L’allure di Valentino, la classe di Chanel, lo stile di Ungaro. Le convenzioni ci inducono a pensare che moda sia solo l’interpretazione del lusso, secondo le regole del mondo mediatico. Un’associazione di volontariato palermitana rompe però questi schemi, reinterpretando l’eleganza in passerella. Per una volta, non sfileranno i capi di stilisti più o meno noti, ma gli abiti usati e regalati per beneficenza. Il defilè dell’usato avrà luogo a Villa Pantelleria (in vicolo Pantelleria) a Palermo, stasera.

Il primo appuntamento, nei locali messi a disposizione dalla parrocchia di Sant’Ernesto, è stato un grande successo. Tutto si mescola, nelle sfilate dell’usato, tutto viene valorizzato.
“Il vestito a noi donato – dichiara Aurora Amodio – deve essere bello stirato, non un capo da buttare ma gioia da indossare. Tu lo togli io lo metto e c’è pure questo detto: non è pane non è vino ma un grazioso vestitino. Nel mondo anche di questo c’è bisogno, noi felici lo indossiamo e col cuore ringraziamo”.
Per l’organizzazione dell’evento l’associazione Madre Serafina Farolfi ha ricevuto il contributo del Rotary club Palermo sud, di Villa Pantelleria, del parroco di Sant’Ippolito don Salvatore Pagano, del Parroco di Sant’Ernesto don Carmelo Vicari e di don Giuseppe Civiletto che nel 1998 ha dato inizio e sostenuto l’opera dell’Associazione nel quartiere Capo.
L’Associazione Madre Serafina Farolfi opera infatti dal 1997 su due fronti (come evidenziato dal suo logo): due mani unite che si stringono, simbolo delle due opere dell’associazione, una rivolta ai bambini e alle famiglie degenti presso gli ospedali Di Cristina e Civico con le case alloggio, l’altra rivolta ai bambini del quartiere Capo e alle loro famiglie, accolti presso il Centro Filippone.

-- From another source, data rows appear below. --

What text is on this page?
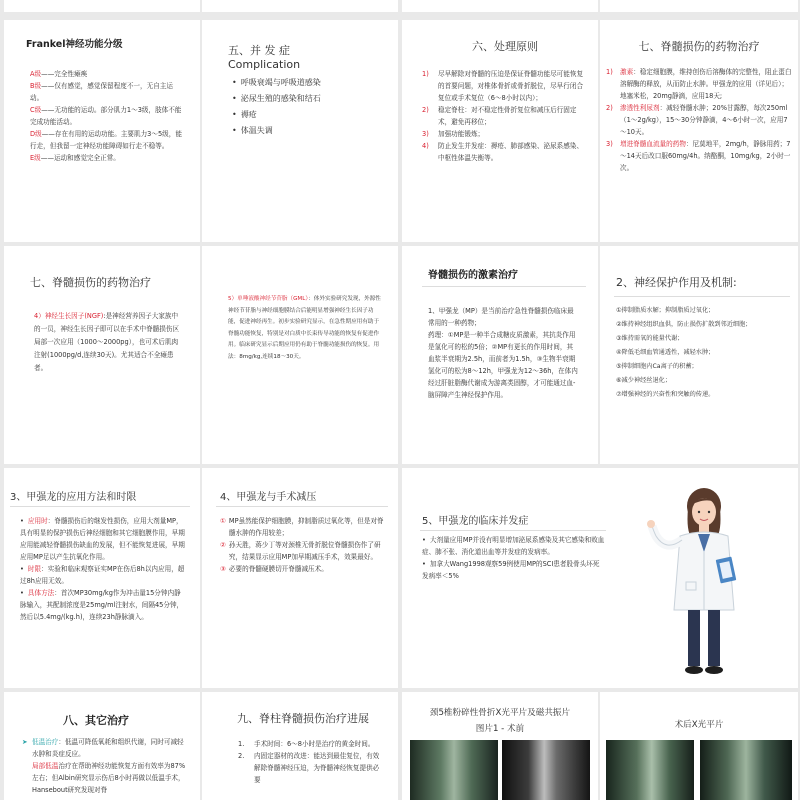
Frankel神经功能分级
A级——完全性瘫痪
B级——仅有感觉，感觉保留程度不一，无自主运动。
C级——无功能的运动。部分肌力1～3级，肢体不能完成功能活动。
D级——存在有用的运动功能。主要肌力3～5级，能行走，但我留一定神经功能障碍如行走不稳等。
E级——运动和感觉完全正常。
五、并 发 症
Complication
• 呼吸衰竭与呼吸道感染
• 泌尿生殖的感染和结石
• 褥疮
• 体温失调
六、处理原则
1)	尽早解除对脊髓的压迫是保证脊髓功能尽可能恢复的首要问题，对椎体骨折或骨折脱位，尽早行闭合复位或手术复位（6～8小时以内）；
2)	稳定脊柱：对不稳定性骨折复位和减压后行固定术，避免再移位；
3)	加强功能锻炼；
4)	防止发生并发症：褥疮、肺部感染、泌尿系感染、中枢性体温失衡等。
七、脊髓损伤的药物治疗
1)	激素：稳定细胞膜，维持创伤后溶酶体的完整性，阻止蛋白溶解酶的释放，从而防止水肿。甲强龙的应用（详见后）；地塞米松，20mg静滴，应用18天;
2)	渗透性利尿剂：减轻脊髓水肿；20%甘露醇，每次250ml（1～2g/kg），15～30分钟静滴，4～6小时一次，应用7～10天。
3)	增进脊髓血流量的药物：尼莫地平，2mg/h，静脉用药；7～14天后改口服60mg/4h。纳酪酮，10mg/kg，2小时一次。
七、脊髓损伤的药物治疗
4）神经生长因子(NGF):是神经营养因子大家族中的一员，神经生长因子即可以在手术中脊髓损伤区局部一次应用（1000～2000pg），也可术后肌肉注射(1000pg/d,连续30天)。尤其适合不全瘫患者。
5）单唾液酸神经节苷脂（GML）：体外实验研究发现，外源性神经节苷脂与神经细胞膜结合后能明显增强神经生长因子功能，促进神经再生。初步实验研究显示，在急性期应用有助于脊髓功能恢复，特别是对白质中长束传导功能的恢复有促进作用。临床研究显示后期应用仍有助于脊髓功能损伤的恢复。用法：8mg/kg,连续18～30天。
脊髓损伤的激素治疗
1、甲强龙（MP）是当前治疗急性脊髓损伤临床最常用的一种药物；
药理：①MP是一种半合成糖皮质激素，其抗炎作用是氢化可的松的5倍；②MP有更长的作用时间，其血浆半衰期为2.5h，而前者为1.5h，③生物半衰期氢化可的松为8～12h，甲强龙为12～36h，在体内经过肝脏脂酶代谢成为游离类固醇，才可能通过血-脑屏障产生神经保护作用。
2、神经保护作用及机制:
①抑制脂质水解；抑制脂质过氧化；
②维持神经组织血供，防止损伤扩散到邻近细胞；
③维持需氧的能量代谢；
④降低毛细血管通透性，减轻水肿；
⑤抑制细胞内Ca离子的积蓄；
⑥减少神经丝退化；
⑦增强神经的兴奋性和突触的传递。
3、甲强龙的应用方法和时限
• 应用时：脊髓损伤后的继发性损伤，应用大剂量MP，具有明显的保护损伤后神经细胞和其它细胞膜作用，早期应用能减轻脊髓损伤缺血的发展，但不能恢复进展，早期应用MP足以产生抗氧化作用。
• 时限：实验和临床观察证实MP在伤后8h以内应用，超过8h应用无效。
• 具体方法：首次MP30mg/kg作为冲击量15分钟内静脉输入，其配制浓度是25mg/ml注射水，间隔45分钟，然后以5.4mg/(kg.h)，连续23h静脉滴入。
4、甲强龙与手术减压
① MP虽然能保护细胞膜，抑制脂质过氧化等，但是对脊髓水肿的作用较差；
② 孙天胜，蒋少丁等对颈椎无骨折脱位脊髓损伤作了研究，结果显示应用MP加早期减压手术，效果最好。
③ 必要的脊髓硬膜切开脊髓减压术。
5、甲强龙的临床并发症
• 大剂量应用MP并没有明显增加泌尿系感染及其它感染和败血症、肺不张、消化道出血等并发症的发病率。
• 加拿大Wang1998观察59例使用MP的SCI患者股骨头坏死发病率＜5%
八、其它治疗
➤ 低温治疗：低温可降低氧耗和组织代谢，同时可减轻水肿和炎症反应。
局部低温治疗在帮助神经功能恢复方面有效率为87%左右；但Albin研究显示伤后8小时再做以低温手术，Hansebout研究发现对脊
九、脊柱脊髓损伤治疗进展
1.	手术时间：6～8小时是治疗的黄金时间。
2.	内固定器材的改进：能达到最佳复位，有效解除脊髓神经压迫，为脊髓神经恢复提供必要
颈5椎粉碎性骨折X光平片及磁共振片
图片1 - 术前	术后X光平片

“Con l’occasione – aggiunge Amodio – vorremmo sensibilizzare l’opinione pubblica anche sul fatto che il 30 giugno si è concluso il progetto approvato con la legge 285 del 97 e il Centro Filippone si trova a gestire i servizi senza alcun fondo anche se i suddetti servizi verranno garantiti agli utenti in forma del tutto volontaria”.